- Police arrested five suspects in Europe for an alleged cryptocurrency fraud stealing over $118 million.
- Authorities searched properties and froze assets in Spain, Portugal, Italy, Romania, and Bulgaria.
- The fraud involved a fake crypto investment platform operating since 2018, targeting victims in 23 countries.
- A separate social engineering attack targeted a Venus Protocol user, resulting in the swift recovery of $13 million in stolen assets.
- U.S. reports show a sharp rise in losses to investment scams, with Americans losing $12.5 billion to fraud in 2024.
European law enforcement arrested five people in connection with an online crypto investment scam that defrauded more than 100 victims in France, Germany, Italy, and Spain of over $118 million. Officers carried out coordinated searches across Spain, Portugal, Italy, Romania, and Bulgaria, freezing multiple bank accounts and financial assets tied to the group.
Eurojust said the main suspect ran a fraudulent investment platform promising high returns in cryptocurrencies. The accused allegedly laundered victim deposits through accounts in Lithuania. People who tried to withdraw their funds were told to pay extra fees, with the website vanishing afterward.
The fraud has operated since at least 2018 and impacted victims in 23 countries, according to Eurojust. Enforcement agencies from Bulgaria, Italy, Lithuania, Portugal, Romania, and Spain participated in the investigation. “This fraud had been running since at least 2018, and covered 23 different countries, for instance, either as areas used to divert proceeds of the scam or as locations where victims were based,” Eurojust stated.
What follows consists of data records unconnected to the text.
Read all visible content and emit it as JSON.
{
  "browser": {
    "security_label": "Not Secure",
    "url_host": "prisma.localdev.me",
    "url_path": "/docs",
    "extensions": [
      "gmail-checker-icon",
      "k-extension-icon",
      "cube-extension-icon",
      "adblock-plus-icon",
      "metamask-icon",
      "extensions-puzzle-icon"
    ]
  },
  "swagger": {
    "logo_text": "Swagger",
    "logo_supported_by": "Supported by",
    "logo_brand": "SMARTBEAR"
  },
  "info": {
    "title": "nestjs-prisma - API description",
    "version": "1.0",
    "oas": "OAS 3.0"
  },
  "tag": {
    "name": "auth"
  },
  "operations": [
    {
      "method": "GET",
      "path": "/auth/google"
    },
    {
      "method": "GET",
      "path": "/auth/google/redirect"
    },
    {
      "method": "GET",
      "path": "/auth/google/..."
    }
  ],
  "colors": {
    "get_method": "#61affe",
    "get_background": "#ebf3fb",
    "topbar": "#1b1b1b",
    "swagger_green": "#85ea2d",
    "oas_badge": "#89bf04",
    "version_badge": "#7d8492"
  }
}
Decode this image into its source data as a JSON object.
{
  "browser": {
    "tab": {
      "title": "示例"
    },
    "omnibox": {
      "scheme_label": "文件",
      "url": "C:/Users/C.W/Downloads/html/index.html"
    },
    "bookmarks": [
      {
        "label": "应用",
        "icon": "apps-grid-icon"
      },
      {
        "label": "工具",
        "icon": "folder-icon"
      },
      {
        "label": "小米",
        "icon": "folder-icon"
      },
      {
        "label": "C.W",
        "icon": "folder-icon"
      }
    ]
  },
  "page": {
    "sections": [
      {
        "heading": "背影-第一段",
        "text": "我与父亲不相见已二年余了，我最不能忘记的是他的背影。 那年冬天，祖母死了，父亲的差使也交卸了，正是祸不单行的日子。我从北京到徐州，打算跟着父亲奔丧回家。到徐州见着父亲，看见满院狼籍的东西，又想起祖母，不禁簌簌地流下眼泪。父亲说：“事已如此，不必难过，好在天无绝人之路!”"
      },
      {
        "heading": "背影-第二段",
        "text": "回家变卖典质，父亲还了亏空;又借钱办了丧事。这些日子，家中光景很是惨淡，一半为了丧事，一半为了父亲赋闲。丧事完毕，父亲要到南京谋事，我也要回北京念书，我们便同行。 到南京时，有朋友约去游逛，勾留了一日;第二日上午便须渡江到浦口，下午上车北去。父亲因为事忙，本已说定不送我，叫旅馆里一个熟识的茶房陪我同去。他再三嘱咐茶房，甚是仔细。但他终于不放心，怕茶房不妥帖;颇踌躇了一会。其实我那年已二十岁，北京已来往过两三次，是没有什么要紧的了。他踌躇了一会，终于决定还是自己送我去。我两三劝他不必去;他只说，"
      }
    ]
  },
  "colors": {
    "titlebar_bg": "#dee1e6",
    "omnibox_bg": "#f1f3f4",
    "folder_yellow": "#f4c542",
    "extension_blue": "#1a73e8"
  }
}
In the United States, the Federal Trade Commission (FTC) reported American consumers lost a record $12.5 billion to fraud in 2024. Investment scams resulted in the highest losses, reaching $5.7 billion, up from $4.6 billion the year before. According to the FTC, “A majority (79%) of people who reported an investment-related scam lost money, with a median loss of over $9,000.” The FTC also noted that more than $3 billion was lost to scams that started online, compared to $1.9 billion from traditional contact methods.
A separate incident involved a user of Venus Protocol, a decentralized finance platform. On September 2, 2025, attackers gained access using a compromised Zoom client and convinced the victim to authorize a blockchain transaction. This gave the attackers control over the account and allowed them to transfer assets. Venus paused operations within 20 minutes, then recovered the stolen $13 million by forcibly liquidating the attacker’s wallet and freezing assets through a governance vote, as detailed by Chainalysis.
Authorities in Seoul also recently disrupted a cybercrime group that stole about $30 million from high-profile victims. Criminals used stolen information to impersonate agency officials and target victims’ families, preparing for further thefts.